Tanzania may or may not be the cradle of mankind, but certainly some of the earliest evidence of human/hominid presence can be found in and around the Tanzanian savannah. The footprints of our ancestors1 can be seen in the museum at Olduvai - the signs of passage of a small group of hominids, preserved in the mud and estimated at 3.7 million years old were found at Laetoli. Other remains found in the region by the Leakeys and their helpers include one of the most famous hominid skulls, Zinth. A few million years passed, and the area was inhabited mainly by hunter- gatherers, a lifestyle still followed by a small population of Sandawe living hear Lake Eyasi. At around 1000BC, Bantu farming peoples began to move into the area from the west, followed later by Nilotic pastoralists from the north. On the coast, there were very early Arab influences, bringing Islam into the area from around 800AD.

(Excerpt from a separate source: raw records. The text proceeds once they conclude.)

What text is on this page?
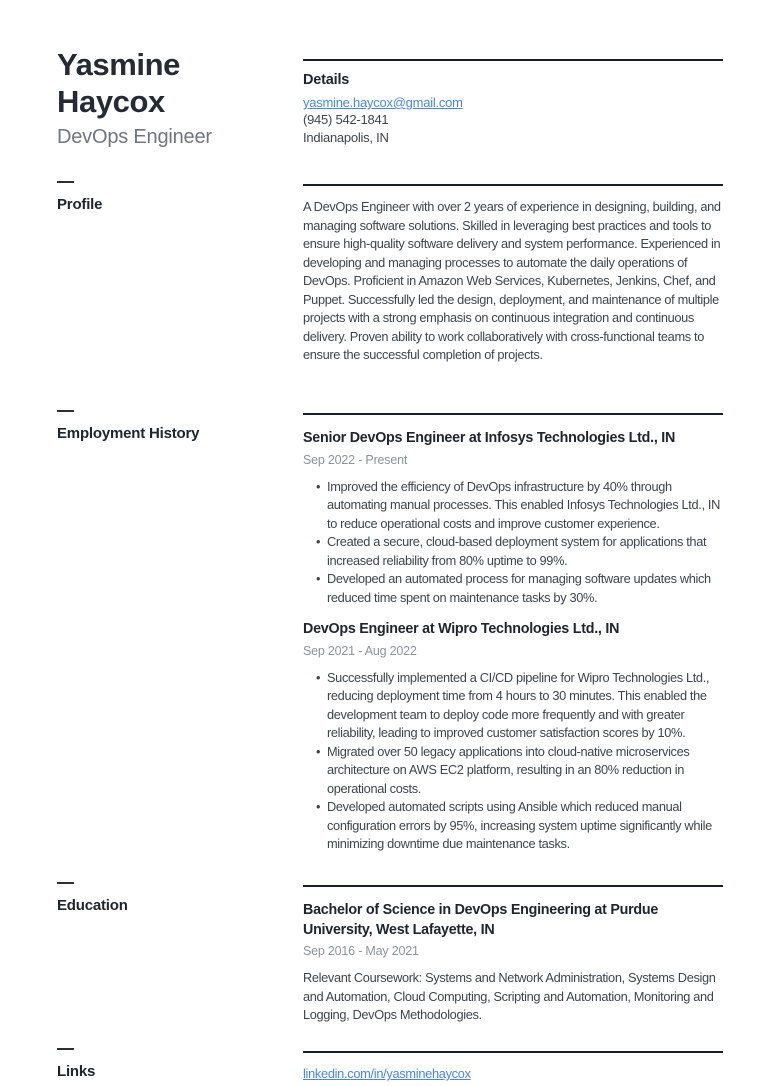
Yasmine Haycox
DevOps Engineer
Details
yasmine.haycox@gmail.com
(945) 542-1841
Indianapolis, IN
Profile	A DevOps Engineer with over 2 years of experience in designing, building, and managing software solutions. Skilled in leveraging best practices and tools to ensure high-quality software delivery and system performance. Experienced in developing and managing processes to automate the daily operations of DevOps. Proficient in Amazon Web Services, Kubernetes, Jenkins, Chef, and Puppet. Successfully led the design, deployment, and maintenance of multiple projects with a strong emphasis on continuous integration and continuous delivery. Proven ability to work collaboratively with cross-functional teams to ensure the successful completion of projects.

Employment History	Senior DevOps Engineer at Infosys Technologies Ltd., IN
Sep 2022 - Present
• Improved the efficiency of DevOps infrastructure by 40% through automating manual processes. This enabled Infosys Technologies Ltd., IN to reduce operational costs and improve customer experience.
• Created a secure, cloud-based deployment system for applications that increased reliability from 80% uptime to 99%.
• Developed an automated process for managing software updates which reduced time spent on maintenance tasks by 30%.
DevOps Engineer at Wipro Technologies Ltd., IN
Sep 2021 - Aug 2022
• Successfully implemented a CI/CD pipeline for Wipro Technologies Ltd., reducing deployment time from 4 hours to 30 minutes. This enabled the development team to deploy code more frequently and with greater reliability, leading to improved customer satisfaction scores by 10%.
• Migrated over 50 legacy applications into cloud-native microservices architecture on AWS EC2 platform, resulting in an 80% reduction in operational costs.
• Developed automated scripts using Ansible which reduced manual configuration errors by 95%, increasing system uptime significantly while minimizing downtime due maintenance tasks.
Education	Bachelor of Science in DevOps Engineering at Purdue University, West Lafayette, IN
Sep 2016 - May 2021

Relevant Coursework: Systems and Network Administration, Systems Design and Automation, Cloud Computing, Scripting and Automation, Monitoring and Logging, DevOps Methodologies.

Links	linkedin.com/in/yasminehaycox
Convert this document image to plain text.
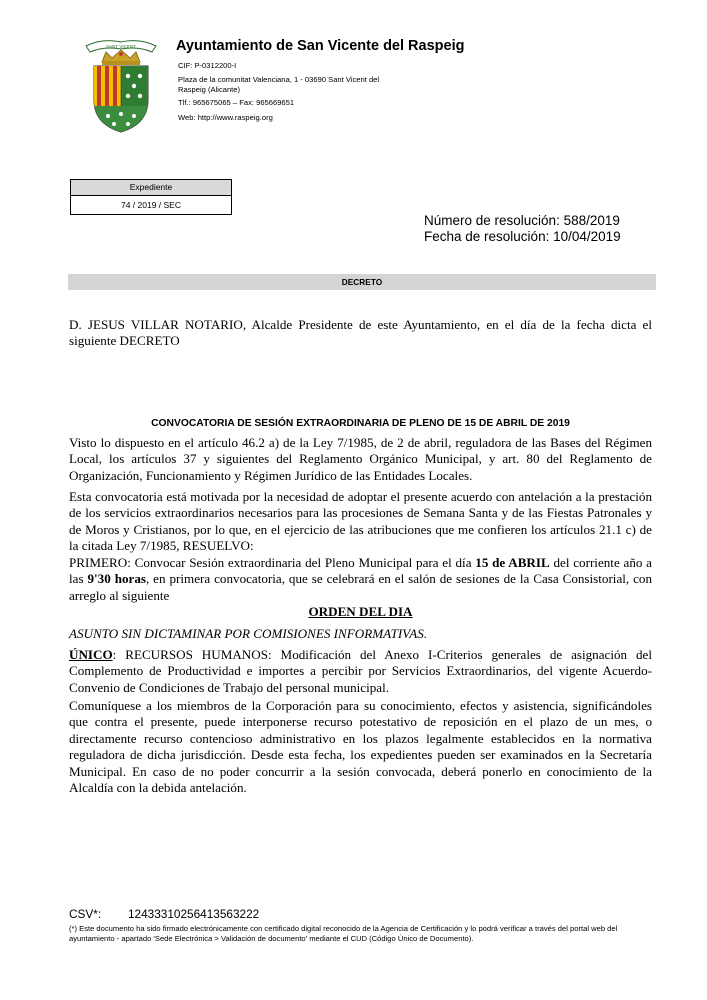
SANT VICENT	Ayuntamiento de San Vicente del Raspeig
CIF: P-0312200-I
Plaza de la comunitat Valenciana, 1 - 03690 Sant Vicent del
Raspeig (Alicante)
Tlf.: 965675065 – Fax: 965669651
Web: http://www.raspeig.org
Expediente
74 / 2019 / SEC
Número de resolución: 588/2019
Fecha de resolución: 10/04/2019
DECRETO
D. JESUS VILLAR NOTARIO, Alcalde Presidente de este Ayuntamiento, en el día de la fecha dicta el siguiente DECRETO
CONVOCATORIA DE SESIÓN EXTRAORDINARIA DE PLENO DE 15 DE ABRIL DE 2019
Visto lo dispuesto en el artículo 46.2 a) de la Ley 7/1985, de 2 de abril, reguladora de las Bases del Régimen Local, los artículos 37 y siguientes del Reglamento Orgánico Municipal, y art. 80 del Reglamento de Organización, Funcionamiento y Régimen Jurídico de las Entidades Locales.
Esta convocatoria está motivada por la necesidad de adoptar el presente acuerdo con antelación a la prestación de los servicios extraordinarios necesarios para las procesiones de Semana Santa y de las Fiestas Patronales y de Moros y Cristianos, por lo que, en el ejercicio de las atribuciones que me confieren los artículos 21.1 c) de la citada Ley 7/1985, RESUELVO:
PRIMERO: Convocar Sesión extraordinaria del Pleno Municipal para el día 15 de ABRIL del corriente año a las 9'30 horas, en primera convocatoria, que se celebrará en el salón de sesiones de la Casa Consistorial, con arreglo al siguiente
ORDEN DEL DIA
ASUNTO SIN DICTAMINAR POR COMISIONES INFORMATIVAS.
ÚNICO: RECURSOS HUMANOS: Modificación del Anexo I-Criterios generales de asignación del Complemento de Productividad e importes a percibir por Servicios Extraordinarios, del vigente Acuerdo-Convenio de Condiciones de Trabajo del personal municipal.
Comuníquese a los miembros de la Corporación para su conocimiento, efectos y asistencia, significándoles que contra el presente, puede interponerse recurso potestativo de reposición en el plazo de un mes, o directamente recurso contencioso administrativo en los plazos legalmente establecidos en la normativa reguladora de dicha jurisdicción. Desde esta fecha, los expedientes pueden ser examinados en la Secretaría Municipal. En caso de no poder concurrir a la sesión convocada, deberá ponerlo en conocimiento de la Alcaldía con la debida antelación.
CSV*: 12433310256413563222
(*) Este documento ha sido firmado electrónicamente con certificado digital reconocido de la Agencia de Certificación y lo podrá verificar a través del portal web del ayuntamiento - apartado 'Sede Electrónica > Validación de documento' mediante el CUD (Código Único de Documento).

The control of the coast had passed to the Portuguese by the early sixteenth century and then back again to Omani Arabs, based in Zanzibar, during the nineteenth century. The influence of traders and particularly slave traders moved inland as this commerce began to grow in economic importance. Millions of slaves transited through Bagamoyo on the Tanzanian coast, onto Zanzibar and then death or forced labour on plantations. In the opposite direction came many of the explorers and missionaries of central Africa - Livingstone, Stanley and the rest. Tanzania did not escape the wave of colonisation in the nineteenth century, becoming part of German East Africa2 and then integrating the British empire as Tanganyika after the first world war. Independence came to mainland Tanzania in 1961 and then to Zanzibar in 1964 after a bloody revolution leading to the overthrow of the Omani Arabs.

The first president of Tanzania at independence was Julius Nyerere, still widely revered in Tanzania, and known as the teacher3. Nyerere put the country on a course towards 'African socialism'. This was based on self-reliance, and the village unit or 'ujamaa'4. Unfortunately the creation of these units involved considerable displacement of the population, which was not popular. Equally unfortunate was that African socialism didn't really work in economic terms any better than the Russian version. What is undeniable, however, was that this period, and Nyerere in general, did a great deal to cement Tanzania as a nation, and avoid the kind of inter-tribal or religious feuding that has bedevilled other areas of Africa. Tanzanians are very proud of this unity and stability.